Es braucht endlich eine angemessene Bezahlung sowie bessere Arbeitszeiten für uns. Ansonsten werden immer mehr Menschen dieser Arbeit den Rücken kehren. Doch eine Verbesserung ist nicht in Aussicht. Die Verantwortlichen haben mit einer Einmalzahlung, die längst nicht alle von uns bekommen haben, und lautem Applaus in den Parlamenten gezeigt, wie wichtig ihnen unsere Berufsgruppe zu sein scheint. Ich will und kann das nicht länger hinnehmen. Was wir in den Heimen und Krankenhäusern in den letzten Monaten geleistet haben, ist für viele kaum zu begreifen. Solange der Dank dafür nur bei Applaus und netten Worten bleibt, werde ich das als Hohn verstehen. Wir Pflegekräfte werden uns zurückholen müssen, was uns zusteht. Damit meine ich unsere Würde und eine anständige Bezahlung, denn unsere Kolleg*innen, die im Kampf gegen diese Pandemie ihr Leben ließen, werden wir nicht zurückholen können.
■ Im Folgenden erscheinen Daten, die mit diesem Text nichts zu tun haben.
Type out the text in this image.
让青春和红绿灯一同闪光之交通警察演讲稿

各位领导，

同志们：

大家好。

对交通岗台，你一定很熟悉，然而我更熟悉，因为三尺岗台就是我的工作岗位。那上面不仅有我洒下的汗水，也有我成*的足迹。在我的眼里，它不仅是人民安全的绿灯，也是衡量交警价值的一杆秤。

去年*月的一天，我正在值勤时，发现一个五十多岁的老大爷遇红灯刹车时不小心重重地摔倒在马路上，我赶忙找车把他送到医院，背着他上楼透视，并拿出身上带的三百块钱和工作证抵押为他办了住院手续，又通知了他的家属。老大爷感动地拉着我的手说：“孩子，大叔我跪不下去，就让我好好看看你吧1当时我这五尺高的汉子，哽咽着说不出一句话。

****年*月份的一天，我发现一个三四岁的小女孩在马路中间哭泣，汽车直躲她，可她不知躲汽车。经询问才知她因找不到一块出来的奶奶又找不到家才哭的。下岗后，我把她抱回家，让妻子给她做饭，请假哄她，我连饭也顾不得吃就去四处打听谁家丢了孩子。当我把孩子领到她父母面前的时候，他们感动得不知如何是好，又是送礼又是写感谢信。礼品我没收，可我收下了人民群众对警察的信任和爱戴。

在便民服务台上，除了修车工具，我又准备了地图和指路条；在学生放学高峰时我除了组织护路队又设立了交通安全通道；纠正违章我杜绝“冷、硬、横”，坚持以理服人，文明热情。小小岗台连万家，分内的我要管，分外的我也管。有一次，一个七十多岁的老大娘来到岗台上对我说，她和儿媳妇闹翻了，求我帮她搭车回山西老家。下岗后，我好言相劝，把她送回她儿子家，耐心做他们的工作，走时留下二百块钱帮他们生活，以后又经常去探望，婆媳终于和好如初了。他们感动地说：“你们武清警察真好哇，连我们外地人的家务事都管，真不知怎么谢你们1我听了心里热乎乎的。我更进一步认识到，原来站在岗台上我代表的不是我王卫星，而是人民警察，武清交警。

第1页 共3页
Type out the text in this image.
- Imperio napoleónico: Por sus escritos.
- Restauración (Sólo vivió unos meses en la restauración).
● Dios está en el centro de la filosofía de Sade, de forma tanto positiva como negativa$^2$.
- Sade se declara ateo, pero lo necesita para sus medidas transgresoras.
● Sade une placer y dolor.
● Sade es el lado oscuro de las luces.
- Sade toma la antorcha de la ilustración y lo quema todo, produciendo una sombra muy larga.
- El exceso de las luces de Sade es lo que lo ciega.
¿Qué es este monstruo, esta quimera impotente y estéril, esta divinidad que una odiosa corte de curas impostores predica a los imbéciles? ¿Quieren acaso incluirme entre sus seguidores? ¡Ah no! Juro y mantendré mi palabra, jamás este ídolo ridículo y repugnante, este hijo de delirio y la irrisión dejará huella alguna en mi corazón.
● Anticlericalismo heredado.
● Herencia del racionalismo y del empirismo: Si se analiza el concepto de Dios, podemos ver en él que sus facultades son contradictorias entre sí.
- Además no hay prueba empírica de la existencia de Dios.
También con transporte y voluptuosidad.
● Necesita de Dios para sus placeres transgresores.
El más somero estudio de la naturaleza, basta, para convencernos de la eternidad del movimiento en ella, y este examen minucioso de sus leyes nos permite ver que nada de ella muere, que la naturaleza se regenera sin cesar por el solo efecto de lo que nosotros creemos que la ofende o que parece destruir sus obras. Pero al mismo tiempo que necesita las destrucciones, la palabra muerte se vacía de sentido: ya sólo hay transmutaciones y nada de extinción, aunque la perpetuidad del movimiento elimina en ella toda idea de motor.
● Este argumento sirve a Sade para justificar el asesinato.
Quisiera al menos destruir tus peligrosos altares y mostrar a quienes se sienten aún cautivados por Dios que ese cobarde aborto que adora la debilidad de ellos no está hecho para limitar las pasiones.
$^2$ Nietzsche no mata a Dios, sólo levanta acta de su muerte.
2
Unsere Forderungen im Umgang mit dem Corona-Virus

Im vorangegangenen Text wurde eindrücklich erläutert, wie fatal sich das Virus auswirkt. Wenn so weitergemacht wird wie bisher, ist nicht abzusehen, dass sich die Lage mit den aktuellen Mutationen bald verbessern wird. Deshalb braucht es dringend eine gesamtgesellschaftliche, solidarische Strategie, die auch kurz- und mittelfristig wirkt. Im Folgenden stellen wir Punkte vor, wie die Pandemie auf solidarischem Wege eingedämmt werden könnte:

 

  1. Gemeinsam runter auf Null: Das erste Ziel ist, die Ansteckungen auf Null zu reduzieren. Wenn dieses Ziel erreicht ist, können in einem zweiten Schritt die Einschränkungen vorsichtig gelockert werden. Die niedrigen Fallzahlen müssen stabil gehalten und lokale Ausbrüche sofort energisch eingedämmt werden. Wir brauchen auch eine gemeinsame langfristige Vision.

 

Um dieses Ziel zu erreichen, brauchen wir eine solidarische Pause von einigen Wochen. Shutdown heißt: Wir schränken unsere direkten Kontakte auf ein Minimum ein – und zwar auch am Arbeitsplatz! Maßnahmen können nicht erfolgreich sein, wenn sie nur auf die Freizeit konzentriert sind, aber die Arbeitszeit ausnehmen.

 

  1. Niemand darf zurückgelassen werden: Menschen können nur zu Hause bleiben, wenn sie finanziell abgesichert sind. Deshalb ist ein umfassendes Rettungspaket für alle nötig. Die Menschen, die von den Auswirkungen des Shutdowns besonders hart betroffen sind, werden besonders unterstützt – wie Menschen mit niedrigen Einkommen, in beengten Wohnverhältnissen, in einem gewalttätigen Umfeld oder Obdachlose. Sammelunterkünfte müssen aufgelöst, geflüchtete Menschen dezentral untergebracht werden. Menschen, die im Shutdown besonders viel Betreuungs- und Sorgearbeit leisten, sollen durch gemeinschaftliche Einrichtungen entlastet werden. Kinder erhalten Unterricht online, notfalls in Kleingruppen.

 

  1. Ausbau der sozialen Gesundheitsinfrastruktur: Der gesamte Gesundheits- und Pflegebereich muss sofort und nachhaltig ausgebaut werden. Das Personal muss in diesem Bereich aufgestockt werden. Die Löhne sind deutlich anzuheben. Das Profitstreben im Gesundheits- und Pflegebereich gefährdet die kollektive Gesundheit. Wir verlangen die Rücknahme bisheriger Privatisierungen und Schließungen. Die Finanzierung von Krankenhäusern über Fallpauschalen sollte durch eine solidarische Finanzierung des Bedarfs ersetzt werden.

 

  1. Impfstoffe sind globales Gemeingut: Eine globale Pandemie lässt sich nur global besiegen. Öffentliche und private Unternehmen müssen umgehend die erforderliche Produktion von Impfstoffen vorbereiten und durchführen. Impfstoffe sollten der privaten Profiterzielung entzogen werden. Sie sind ein Ergebnis der kreativen Zusammenarbeit vieler Menschen, sie müssen der gesamten Menschheit gehören.

 

  1. Solidarische Finanzierung: Die notwendigen Maßnahmen kosten viel Geld. Die Gesellschaften in Europa haben enormen Reichtum angehäuft, den sich allerdings einige wenige Vermögende angeeignet haben. Mit diesem Reichtum sind die umfassende Arbeitspause und alle solidarischen Maßnahmen problemlos finanzierbar. Darum verlangen wir die Einführung einer europaweiten Covid-Solidaritätsabgabe auf hohe Vermögen, Unternehmensgewinne, Finanztransaktionen und die höchsten Einkommen.